Here, it is clear that the suffix vm indicates Virtual Memory, so it is clear that DATA indicates more than just physical memory usage. The next question is, what do the comments here indicate? Macros such as VM_WRITE, defined in linux/mm.h. These macros represent properties of the Virtual Memory Area (vm_area), represented by some one-hot integer. Thus, VM_WRITE & ~VM_SHARED & ~VM_STACK represent non-stacked and non-shared writable virtual memory areas. So the DATA field expresses the sum of the non-shared writable areas in the stack and non-stack regions of virtual memory.

This explains why DATA appears to be much larger than RES. This is because RES is the actual size of the physical memory occupied, while DATA calculates the size of the virtual memory occupied by the data part. The latter may contain a lot of virtual memory pages that are not actually mapped to physical memory frames, thus making it look inflated.

Summary

The manual for top is wrong and buggy regarding DATA, updated as follows.

  • VIRT Virtual Memory Size (KiB): all virtual memory used by the process; includes code, data, shared libraries, and swap out to swap area and mapped but not used (not loaded into physical memory). The following is a list of the parts that have not been used (not loaded into physical memory).
  • RES Resident Memory Size (KiB): all physical memory occupied by the process, excluding the part that is swapped out to the swap area.
  • SHR Shared Memory Size (KiB): all shared physical memory readable by the process, not all of which is contained in RES. It reflects the portion of memory that may be shared by other processes.
  • CODE Code Size (KiB): The amount of memory occupied by executable code in the physical memory occupied by the process.
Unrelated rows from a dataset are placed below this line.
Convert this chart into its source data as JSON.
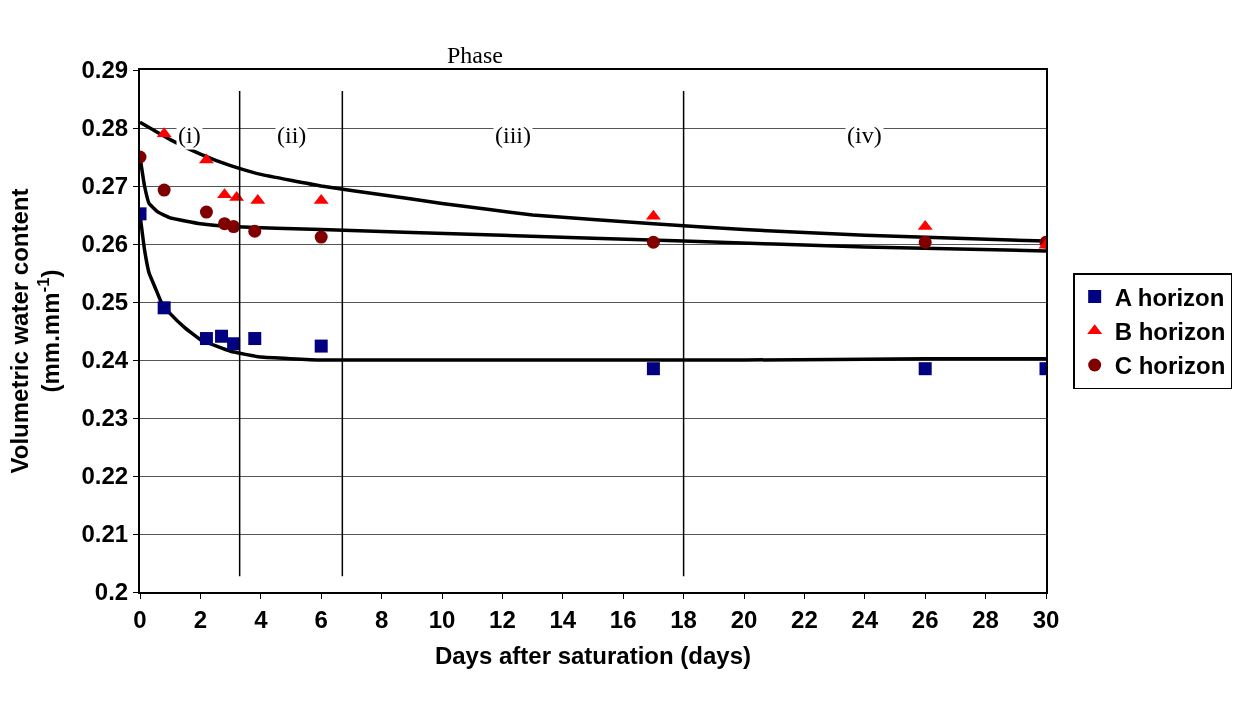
{
  "chart_data": {
    "type": "scatter",
    "xlabel": "Days after saturation (days)",
    "ylabel": "Volumetric water content\n(mm.mm$^{-1}$)",
    "xlim": [
      0,
      30
    ],
    "xticks": [
      0,
      2,
      4,
      6,
      8,
      10,
      12,
      14,
      16,
      18,
      20,
      22,
      24,
      26,
      28,
      30
    ],
    "ylim": [
      0.2,
      0.29
    ],
    "yticks": [
      0.2,
      0.21,
      0.22,
      0.23,
      0.24,
      0.25,
      0.26,
      0.27,
      0.28,
      0.29
    ],
    "grid": "y",
    "legend": "right",
    "series": [
      {
        "name": "A horizon",
        "color": "#000080",
        "marker": "square",
        "x": [
          0,
          0.8,
          2.2,
          2.7,
          3.1,
          3.8,
          6,
          17,
          26,
          30
        ],
        "values": [
          0.2652,
          0.249,
          0.2437,
          0.2441,
          0.2428,
          0.2437,
          0.2424,
          0.2385,
          0.2385,
          0.2385
        ]
      },
      {
        "name": "B horizon",
        "color": "#ff0000",
        "marker": "triangle",
        "x": [
          0.8,
          2.2,
          2.8,
          3.2,
          3.9,
          6,
          17,
          26,
          30
        ],
        "values": [
          0.279,
          0.2745,
          0.2685,
          0.268,
          0.2675,
          0.2675,
          0.2648,
          0.263,
          0.2598
        ]
      },
      {
        "name": "C horizon",
        "color": "#800000",
        "marker": "circle",
        "x": [
          0,
          0.8,
          2.2,
          2.8,
          3.1,
          3.8,
          6,
          17,
          26,
          30
        ],
        "values": [
          0.275,
          0.2693,
          0.2655,
          0.2635,
          0.263,
          0.2622,
          0.2612,
          0.2603,
          0.2603,
          0.2603
        ]
      },
      {
        "type": "line",
        "color": "#000000",
        "marker": "none",
        "x": [
          0,
          0.15,
          0.3,
          0.5,
          0.7,
          1,
          1.5,
          2,
          3,
          4,
          6,
          10,
          20,
          26,
          30
        ],
        "values": [
          0.265,
          0.259,
          0.255,
          0.2525,
          0.25,
          0.248,
          0.2455,
          0.2435,
          0.2415,
          0.2405,
          0.24,
          0.24,
          0.24,
          0.2402,
          0.2402
        ]
      },
      {
        "type": "line",
        "color": "#000000",
        "marker": "none",
        "x": [
          0,
          1,
          2,
          3,
          4,
          6,
          8,
          10,
          13,
          17,
          20,
          24,
          30
        ],
        "values": [
          0.281,
          0.278,
          0.2755,
          0.2735,
          0.272,
          0.27,
          0.2685,
          0.267,
          0.265,
          0.2635,
          0.2625,
          0.2615,
          0.2605
        ]
      },
      {
        "type": "line",
        "color": "#000000",
        "marker": "none",
        "x": [
          0,
          0.15,
          0.3,
          0.6,
          1,
          2,
          3,
          6,
          12,
          18,
          24,
          30
        ],
        "values": [
          0.275,
          0.27,
          0.267,
          0.2655,
          0.2645,
          0.2635,
          0.263,
          0.2625,
          0.2615,
          0.2605,
          0.2595,
          0.2588
        ]
      }
    ],
    "ref_lines": [
      {
        "axis": "x",
        "value": 3.3,
        "color": "#000000"
      },
      {
        "axis": "x",
        "value": 6.7,
        "color": "#000000"
      },
      {
        "axis": "x",
        "value": 18,
        "color": "#000000"
      }
    ],
    "annotations": [
      "Phase",
      "(i)",
      "(ii)",
      "(iii)",
      "(iv)"
    ]
  }
}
This is also known as the Text Resident Set (TRS).
  • DATA Data + Stack Size (KiB): The sum of the non-shared writable areas in the stack and non-stack areas of the virtual memory occupied by the process.

The equation CODE + DATA = RES does not necessarily hold, but the equation ANON = RES - SHR and the inequality ANON <= DATA (vm_physic) <= DATA do. If it is observed that RES - SHR is growing while the program is running steadily, it may indicate a memory leak in the program.